Mass production of this medicated toothpaste began in 1978, and the product has since become one of the few best-selling brands of toothpaste on the market.In this case, manufacturers should expand production capacity, increase the number of products, meet market demand, and strive for more profits and praise for themselves.However, at that time, there were problems in the decision-making of the leaders of the manufacturers, and the cash flow was cut off, which made the expansion of production capacity a bubble.
It was not until 1982 that the pharmaceutical toothpaste began to expand its production capacity, but it took them as long as 3 years from product launch to maturity.During this period, the medicated toothpaste industry sprung up. This medicated toothpaste remained on the market for about 3 years.

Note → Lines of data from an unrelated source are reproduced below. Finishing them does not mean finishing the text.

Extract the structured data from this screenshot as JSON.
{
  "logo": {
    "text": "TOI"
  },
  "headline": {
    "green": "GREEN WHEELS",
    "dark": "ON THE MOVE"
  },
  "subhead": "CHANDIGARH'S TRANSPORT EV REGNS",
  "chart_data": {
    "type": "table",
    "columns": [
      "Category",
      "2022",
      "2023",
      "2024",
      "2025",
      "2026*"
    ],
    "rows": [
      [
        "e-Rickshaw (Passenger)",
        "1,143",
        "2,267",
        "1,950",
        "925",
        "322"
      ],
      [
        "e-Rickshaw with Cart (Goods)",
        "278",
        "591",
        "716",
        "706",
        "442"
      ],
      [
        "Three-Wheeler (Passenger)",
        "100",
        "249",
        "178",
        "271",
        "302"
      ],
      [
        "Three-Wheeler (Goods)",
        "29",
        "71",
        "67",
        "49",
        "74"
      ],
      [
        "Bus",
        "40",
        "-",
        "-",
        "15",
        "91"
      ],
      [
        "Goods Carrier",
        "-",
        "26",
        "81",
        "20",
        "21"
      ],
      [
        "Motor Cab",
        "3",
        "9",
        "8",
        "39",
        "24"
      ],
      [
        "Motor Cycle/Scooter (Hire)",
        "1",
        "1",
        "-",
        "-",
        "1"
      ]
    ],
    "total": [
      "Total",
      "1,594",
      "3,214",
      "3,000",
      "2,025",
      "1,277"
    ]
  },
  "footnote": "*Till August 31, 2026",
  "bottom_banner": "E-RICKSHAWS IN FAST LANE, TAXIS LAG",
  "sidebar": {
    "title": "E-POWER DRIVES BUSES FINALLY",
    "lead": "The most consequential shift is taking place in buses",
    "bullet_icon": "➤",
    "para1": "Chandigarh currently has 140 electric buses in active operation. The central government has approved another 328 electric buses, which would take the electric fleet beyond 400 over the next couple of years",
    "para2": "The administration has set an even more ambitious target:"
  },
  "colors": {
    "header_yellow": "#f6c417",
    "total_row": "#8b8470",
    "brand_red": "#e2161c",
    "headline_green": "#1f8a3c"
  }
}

By 1985, the product was unsalable and entered a premature decline.After this difficulty, this medicated toothpaste tried to occupy the market at a low price, but due to the rise in raw material prices, the production cost of enterprises increased, and the production of medicated toothpaste began to gradually lose money.

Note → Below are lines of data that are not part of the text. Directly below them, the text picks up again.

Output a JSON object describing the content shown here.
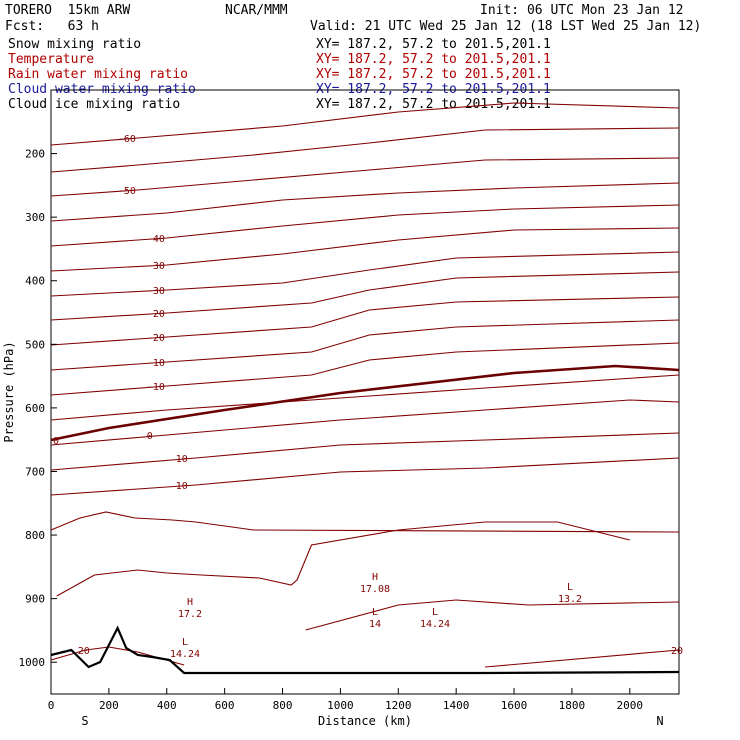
{
  "header": {
    "model": "TORERO  15km ARW",
    "center": "NCAR/MMM",
    "init": "Init: 06 UTC Mon 23 Jan 12",
    "fcst": "Fcst:   63 h",
    "valid": "Valid: 21 UTC Wed 25 Jan 12 (18 LST Wed 25 Jan 12)"
  },
  "legend": [
    {
      "label": "Snow mixing ratio",
      "xy": "XY= 187.2, 57.2 to 201.5,201.1",
      "color": "#000000"
    },
    {
      "label": "Temperature",
      "xy": "XY= 187.2, 57.2 to 201.5,201.1",
      "color": "#b00000"
    },
    {
      "label": "Rain water mixing ratio",
      "xy": "XY= 187.2, 57.2 to 201.5,201.1",
      "color": "#b00000"
    },
    {
      "label": "Cloud water mixing ratio",
      "xy": "XY= 187.2, 57.2 to 201.5,201.1",
      "color": "#1a1aa0"
    },
    {
      "label": "Cloud ice mixing ratio",
      "xy": "XY= 187.2, 57.2 to 201.5,201.1",
      "color": "#000000"
    }
  ],
  "chart_data": {
    "type": "contour",
    "xlabel": "Distance (km)",
    "ylabel": "Pressure (hPa)",
    "xlim": [
      0,
      2170
    ],
    "ylim": [
      1050,
      100
    ],
    "x_ticks": [
      "0",
      "200",
      "400",
      "600",
      "800",
      "1000",
      "1200",
      "1400",
      "1600",
      "1800",
      "2000"
    ],
    "y_ticks": [
      "200",
      "300",
      "400",
      "500",
      "600",
      "700",
      "800",
      "900",
      "1000"
    ],
    "x_endpoints": {
      "left": "S",
      "right": "N"
    },
    "contour_color": "#800000",
    "freezing_level_color": "#6b0000",
    "terrain_color": "#000000",
    "temperature_contours": [
      {
        "label": "-60",
        "pts": [
          [
            0,
            145
          ],
          [
            300,
            138
          ],
          [
            800,
            126
          ],
          [
            1200,
            112
          ],
          [
            1600,
            103
          ],
          [
            2170,
            108
          ]
        ]
      },
      {
        "label": "",
        "pts": [
          [
            0,
            172
          ],
          [
            300,
            165
          ],
          [
            700,
            155
          ],
          [
            1100,
            143
          ],
          [
            1500,
            130
          ],
          [
            2170,
            128
          ]
        ]
      },
      {
        "label": "-50",
        "pts": [
          [
            0,
            196
          ],
          [
            300,
            190
          ],
          [
            700,
            180
          ],
          [
            1100,
            170
          ],
          [
            1500,
            160
          ],
          [
            2170,
            158
          ]
        ]
      },
      {
        "label": "",
        "pts": [
          [
            0,
            221
          ],
          [
            400,
            213
          ],
          [
            800,
            200
          ],
          [
            1200,
            193
          ],
          [
            1600,
            188
          ],
          [
            2170,
            183
          ]
        ]
      },
      {
        "label": "-40",
        "pts": [
          [
            0,
            246
          ],
          [
            400,
            238
          ],
          [
            800,
            226
          ],
          [
            1200,
            215
          ],
          [
            1600,
            209
          ],
          [
            2170,
            205
          ]
        ]
      },
      {
        "label": "-30",
        "pts": [
          [
            0,
            271
          ],
          [
            400,
            265
          ],
          [
            800,
            254
          ],
          [
            1200,
            240
          ],
          [
            1600,
            230
          ],
          [
            2170,
            228
          ]
        ]
      },
      {
        "label": "-30",
        "pts": [
          [
            0,
            296
          ],
          [
            400,
            290
          ],
          [
            800,
            283
          ],
          [
            1100,
            270
          ],
          [
            1400,
            258
          ],
          [
            2170,
            252
          ]
        ]
      },
      {
        "label": "-20",
        "pts": [
          [
            0,
            320
          ],
          [
            400,
            313
          ],
          [
            900,
            303
          ],
          [
            1100,
            290
          ],
          [
            1400,
            278
          ],
          [
            2170,
            272
          ]
        ]
      },
      {
        "label": "-20",
        "pts": [
          [
            0,
            345
          ],
          [
            400,
            337
          ],
          [
            900,
            327
          ],
          [
            1100,
            310
          ],
          [
            1400,
            302
          ],
          [
            2170,
            297
          ]
        ]
      },
      {
        "label": "-10",
        "pts": [
          [
            0,
            370
          ],
          [
            400,
            362
          ],
          [
            900,
            352
          ],
          [
            1100,
            335
          ],
          [
            1400,
            327
          ],
          [
            2170,
            320
          ]
        ]
      },
      {
        "label": "-10",
        "pts": [
          [
            0,
            395
          ],
          [
            400,
            386
          ],
          [
            900,
            375
          ],
          [
            1100,
            360
          ],
          [
            1400,
            352
          ],
          [
            2170,
            343
          ]
        ]
      },
      {
        "label": "",
        "pts": [
          [
            0,
            420
          ],
          [
            400,
            410
          ],
          [
            1000,
            398
          ],
          [
            1500,
            388
          ],
          [
            2170,
            375
          ]
        ]
      },
      {
        "label": "0",
        "pts": [
          [
            0,
            445
          ],
          [
            400,
            435
          ],
          [
            1000,
            420
          ],
          [
            1500,
            410
          ],
          [
            2000,
            400
          ],
          [
            2170,
            402
          ]
        ]
      },
      {
        "label": "10",
        "pts": [
          [
            0,
            470
          ],
          [
            500,
            458
          ],
          [
            1000,
            445
          ],
          [
            1500,
            440
          ],
          [
            2170,
            433
          ]
        ]
      },
      {
        "label": "10",
        "pts": [
          [
            0,
            495
          ],
          [
            500,
            485
          ],
          [
            1000,
            472
          ],
          [
            1500,
            468
          ],
          [
            2170,
            458
          ]
        ]
      }
    ],
    "freezing_level": {
      "label": "0",
      "pts": [
        [
          0,
          440
        ],
        [
          200,
          428
        ],
        [
          600,
          410
        ],
        [
          1000,
          393
        ],
        [
          1600,
          373
        ],
        [
          1950,
          366
        ],
        [
          2170,
          370
        ]
      ]
    },
    "terrain": {
      "pts": [
        [
          0,
          655
        ],
        [
          70,
          650
        ],
        [
          130,
          667
        ],
        [
          170,
          662
        ],
        [
          230,
          628
        ],
        [
          260,
          648
        ],
        [
          300,
          655
        ],
        [
          350,
          657
        ],
        [
          410,
          660
        ],
        [
          460,
          673
        ],
        [
          800,
          673
        ],
        [
          1500,
          673
        ],
        [
          2170,
          672
        ]
      ]
    },
    "low_level_contours": [
      {
        "label": "",
        "pts": [
          [
            0,
            530
          ],
          [
            100,
            518
          ],
          [
            190,
            512
          ],
          [
            290,
            518
          ],
          [
            420,
            520
          ],
          [
            500,
            522
          ],
          [
            700,
            530
          ],
          [
            2170,
            532
          ]
        ]
      },
      {
        "label": "",
        "pts": [
          [
            20,
            596
          ],
          [
            150,
            575
          ],
          [
            300,
            570
          ],
          [
            400,
            573
          ],
          [
            520,
            575
          ],
          [
            720,
            578
          ],
          [
            830,
            585
          ],
          [
            850,
            580
          ],
          [
            900,
            545
          ],
          [
            1200,
            530
          ],
          [
            1500,
            522
          ],
          [
            1750,
            522
          ],
          [
            2000,
            540
          ]
        ]
      },
      {
        "label": "",
        "pts": [
          [
            880,
            630
          ],
          [
            1200,
            605
          ],
          [
            1400,
            600
          ],
          [
            1650,
            605
          ],
          [
            2170,
            602
          ]
        ]
      },
      {
        "label": "20",
        "pts": [
          [
            0,
            660
          ],
          [
            120,
            650
          ],
          [
            200,
            647
          ],
          [
            300,
            652
          ],
          [
            460,
            665
          ]
        ]
      },
      {
        "label": "20",
        "pts": [
          [
            1500,
            667
          ],
          [
            2170,
            650
          ]
        ]
      }
    ],
    "annotations": [
      {
        "text": "H",
        "value": "17.2"
      },
      {
        "text": "L",
        "value": "14.24"
      },
      {
        "text": "H",
        "value": "17.08"
      },
      {
        "text": "L",
        "value": "14"
      },
      {
        "text": "L",
        "value": "14.24"
      },
      {
        "text": "L",
        "value": "13.2"
      }
    ]
  }
}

This little story reveals an economic principle - the product life cycle.
Product life cycle, referred to as PLC, refers to the market life cycle process that a product goes through from entering the market until it finally exits the market.A product's market life cycle begins only after it has been researched and developed, tested for sale, and then entered the market.When a product is withdrawn from the market, it marks the end of the life cycle.

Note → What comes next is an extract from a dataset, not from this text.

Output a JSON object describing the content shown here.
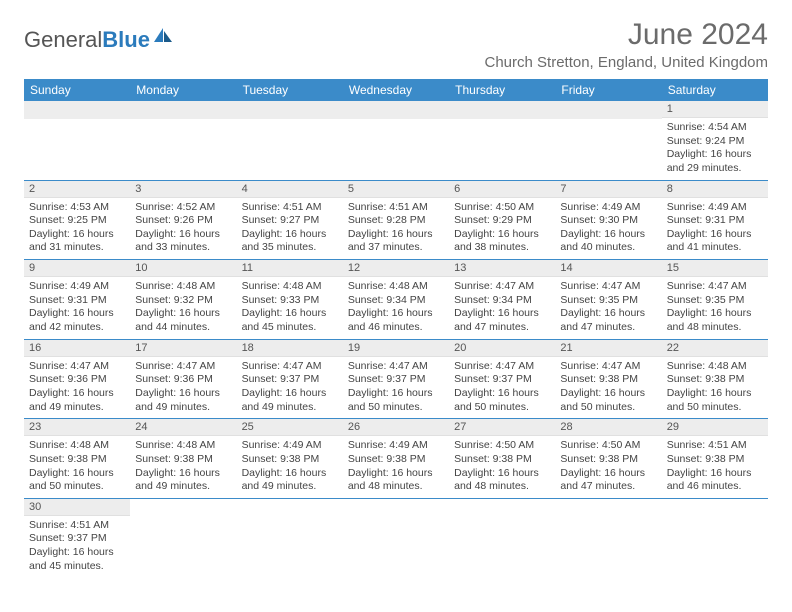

The product life cycle is divided into four stages: "introduction", "growth", "mature" and "decline", and each stage must have a specific marketing strategy.If only one method is used to treat the product, it is easy to make the product face the danger of being eliminated.
In the short story above, the manufacturer did a particularly good job in the first stage of the product life cycle, making a new product enter the market and gaining high praise and profits.
In the first stage of the life cycle, many customers are very interested in emerging products, so at this stage, the turnover is relatively high.However, manufacturers do not do well in the last three stages of the product life cycle. In the second stage, customers are already familiar with the product, a large number of new customers start to buy, and the market gradually expands. At this stage, manufacturers should increase their products. Production volume, so that more goods enter the market to meet consumer demand.But at this stage, the manufacturer did not expand the production capacity, which made the manufacturer give up such an excellent opportunity.In the last two stages of the life cycle, as more competitors in the same industry join the production, the cost of the product is reduced. The improvement of technology makes the product unsalable, and finally becomes impossible to continue to develop.
Grasping and understanding the life cycle of a product is very important for an enterprise. Many products are withdrawn from the market because the decision-makers have not grasped this rule well, making the product no longer popular.